Machine vision is evolving and growing to become easier for the majority of applications, and configuration-based interfaces are certainly helping this trend.

Users of vision systems no longer need to be hardcore C programmers to get the performance from a top-end PC to work in a real world application. Certainly PC speeds and capabilities have improved and helped this along, but by no means have production capabilities and rates remained stagnant either. Configuration-based interfaces allow users to try a variety of tools very quickly and find their way to a solution. This leads to rapid development cycles and results can be obtained much more quickly. The understanding among users that vision is not a simple sensor has also helped. By adding a vision system to a production line, end users can learn a lot more about their production capabilities and quality.Watching a production line for a day will only ever let you know about that day's production, and will only show a tiny slice of the variations of products and situations produced. The ability to log images and postprocess them is invaluable as it allows users to adjust their inspection routines to suit the subtleties of their production process.

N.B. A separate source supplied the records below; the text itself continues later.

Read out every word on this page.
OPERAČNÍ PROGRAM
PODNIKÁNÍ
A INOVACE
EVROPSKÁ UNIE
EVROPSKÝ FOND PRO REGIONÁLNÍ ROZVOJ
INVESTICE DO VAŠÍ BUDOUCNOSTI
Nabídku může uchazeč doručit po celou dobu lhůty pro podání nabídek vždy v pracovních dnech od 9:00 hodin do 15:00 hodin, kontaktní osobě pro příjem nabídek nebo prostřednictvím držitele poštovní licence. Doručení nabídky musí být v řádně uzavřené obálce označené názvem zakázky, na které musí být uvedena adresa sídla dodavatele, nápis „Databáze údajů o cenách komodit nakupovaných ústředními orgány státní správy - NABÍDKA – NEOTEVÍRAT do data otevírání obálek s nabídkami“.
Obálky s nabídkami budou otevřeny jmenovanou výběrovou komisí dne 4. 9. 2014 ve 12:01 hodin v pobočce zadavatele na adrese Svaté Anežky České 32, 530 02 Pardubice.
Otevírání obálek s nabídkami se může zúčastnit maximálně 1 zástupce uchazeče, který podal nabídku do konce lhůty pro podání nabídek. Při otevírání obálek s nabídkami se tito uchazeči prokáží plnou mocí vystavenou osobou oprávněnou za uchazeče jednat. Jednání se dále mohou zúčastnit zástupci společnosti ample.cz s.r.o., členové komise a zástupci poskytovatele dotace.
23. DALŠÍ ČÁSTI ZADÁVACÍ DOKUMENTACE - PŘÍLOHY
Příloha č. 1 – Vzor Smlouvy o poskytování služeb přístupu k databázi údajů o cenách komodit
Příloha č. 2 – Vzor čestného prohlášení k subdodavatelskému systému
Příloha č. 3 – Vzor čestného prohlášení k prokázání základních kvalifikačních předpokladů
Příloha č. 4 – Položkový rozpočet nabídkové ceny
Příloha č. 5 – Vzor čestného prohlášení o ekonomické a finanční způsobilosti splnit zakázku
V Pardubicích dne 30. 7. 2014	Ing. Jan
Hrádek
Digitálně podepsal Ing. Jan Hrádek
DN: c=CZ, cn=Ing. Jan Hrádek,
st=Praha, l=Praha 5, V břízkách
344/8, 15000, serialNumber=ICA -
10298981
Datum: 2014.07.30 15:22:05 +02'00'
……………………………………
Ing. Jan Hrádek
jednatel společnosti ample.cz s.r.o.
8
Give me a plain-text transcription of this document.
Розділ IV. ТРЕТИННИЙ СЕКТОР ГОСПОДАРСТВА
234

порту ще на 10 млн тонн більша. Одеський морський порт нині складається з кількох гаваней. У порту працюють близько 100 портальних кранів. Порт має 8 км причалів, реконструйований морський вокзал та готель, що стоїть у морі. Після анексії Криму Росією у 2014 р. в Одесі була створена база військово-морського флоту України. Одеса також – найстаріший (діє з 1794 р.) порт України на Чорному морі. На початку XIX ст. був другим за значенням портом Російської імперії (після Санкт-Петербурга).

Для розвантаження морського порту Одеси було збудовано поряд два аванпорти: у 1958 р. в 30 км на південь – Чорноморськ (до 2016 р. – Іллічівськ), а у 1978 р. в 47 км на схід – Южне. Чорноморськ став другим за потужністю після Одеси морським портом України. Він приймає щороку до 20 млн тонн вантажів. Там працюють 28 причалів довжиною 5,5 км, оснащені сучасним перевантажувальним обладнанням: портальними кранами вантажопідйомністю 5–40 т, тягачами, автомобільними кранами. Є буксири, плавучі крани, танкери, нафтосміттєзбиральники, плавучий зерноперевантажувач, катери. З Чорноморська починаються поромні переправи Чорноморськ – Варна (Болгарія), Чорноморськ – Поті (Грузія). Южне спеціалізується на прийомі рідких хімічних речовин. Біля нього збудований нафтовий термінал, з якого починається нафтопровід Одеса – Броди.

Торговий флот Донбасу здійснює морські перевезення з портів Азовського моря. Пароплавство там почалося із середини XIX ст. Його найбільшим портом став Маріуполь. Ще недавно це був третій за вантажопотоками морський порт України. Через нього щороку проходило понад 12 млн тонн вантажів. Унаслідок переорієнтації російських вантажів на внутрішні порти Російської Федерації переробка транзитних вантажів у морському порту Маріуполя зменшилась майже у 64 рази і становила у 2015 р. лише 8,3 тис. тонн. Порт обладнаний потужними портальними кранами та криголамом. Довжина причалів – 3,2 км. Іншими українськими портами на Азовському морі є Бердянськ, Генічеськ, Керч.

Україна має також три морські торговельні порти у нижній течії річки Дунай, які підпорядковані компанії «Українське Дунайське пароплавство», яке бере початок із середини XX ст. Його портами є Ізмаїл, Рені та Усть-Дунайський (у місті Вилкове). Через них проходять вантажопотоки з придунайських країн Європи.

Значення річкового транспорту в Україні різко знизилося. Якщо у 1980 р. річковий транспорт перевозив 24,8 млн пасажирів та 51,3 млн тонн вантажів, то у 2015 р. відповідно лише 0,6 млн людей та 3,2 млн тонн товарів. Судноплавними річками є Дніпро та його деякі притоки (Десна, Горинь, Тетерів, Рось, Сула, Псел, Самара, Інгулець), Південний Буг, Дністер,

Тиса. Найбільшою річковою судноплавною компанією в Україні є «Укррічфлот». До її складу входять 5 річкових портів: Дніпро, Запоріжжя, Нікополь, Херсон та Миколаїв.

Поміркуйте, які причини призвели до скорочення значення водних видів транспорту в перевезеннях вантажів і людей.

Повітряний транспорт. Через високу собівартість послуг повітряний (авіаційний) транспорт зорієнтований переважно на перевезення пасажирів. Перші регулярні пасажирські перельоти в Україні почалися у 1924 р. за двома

No matter how easy a vision system is to set-up, it has to be affordable and show a business benefit. The good news is that the overall cost of vision systems has dropped, with this being attributed to a combination of new camera technologies and connectivity. Standardisation of cabling is an important factor.We have seen a move from analogue and parallel digital (parallel digital being expensive since virtually every cable was custom made), to the standards of Camera Link, IEEE1394 (Firewire) and GigE. IEEE1394 and GigE have the additional advantage of not requiring a frame-grabber card since the cameras can be directly connected to the PC motherboard. Some systems have progressed beyond this to incorporate camera and processor into one box. The smart camera is a growing trend that will continue. The ability to check production at the right point, cheaply and easily, makes great business sense. Defects and wrong parts can be handled or rejected at the point of failure before any further value is added or production time wasted.

With many systems getting cheaper and easier to configure, it would be easy to reject the need for vision specialists but it is evident that high-end vision systems are also growing in popularity. As production techniques and products get more complex, coupled with the ever growing quality demands of today's society, ways for inspecting products must match this. High end inspection typically requires high end computing power. Camera buses and PC buses allow us to take in huge amounts of data, Camera Link will allow up to 680MB/s, virtually a CD of images a second, through a PCI Express framegrabber.

This, if you consider a megapixel image, gives you a processing time of less than 2ms. There is very little processing that can be done in this period of time.

Fortunately, multicore and multi-processor technologies can help.

Vision engineers are now forced to make use of techniques and programming environments that allow them to more easily target multicore systems. This allows them to use many processors in a system to perform different parts of the application, or even split the image into smaller parts for processing across the cores in a system.

How this is done, is where the expertise is required, but the programming of this must be, and as is being, made simpler for users.

Multi-threading, thread management and data synchronisation will cause even hardened C programmers to crack their knuckles before getting stuck in.

Algorithms and compilers that automatically manage these complex tasks for users are the way forward. Multi-core is something that will not go away and will work its way into smart cameras as chip makers are releasing small, low power multi-core systems that will benefit these systems.

Vision is moving main stream and the change can be attributed to three main contributors: Non specialist engineers can now more easily design, configure and deploy customised vision applications; overall system implementation cost has significantly reduced; and the supercomputing ability on the desktop machine provides the power to deal with the vast amounts of required processing.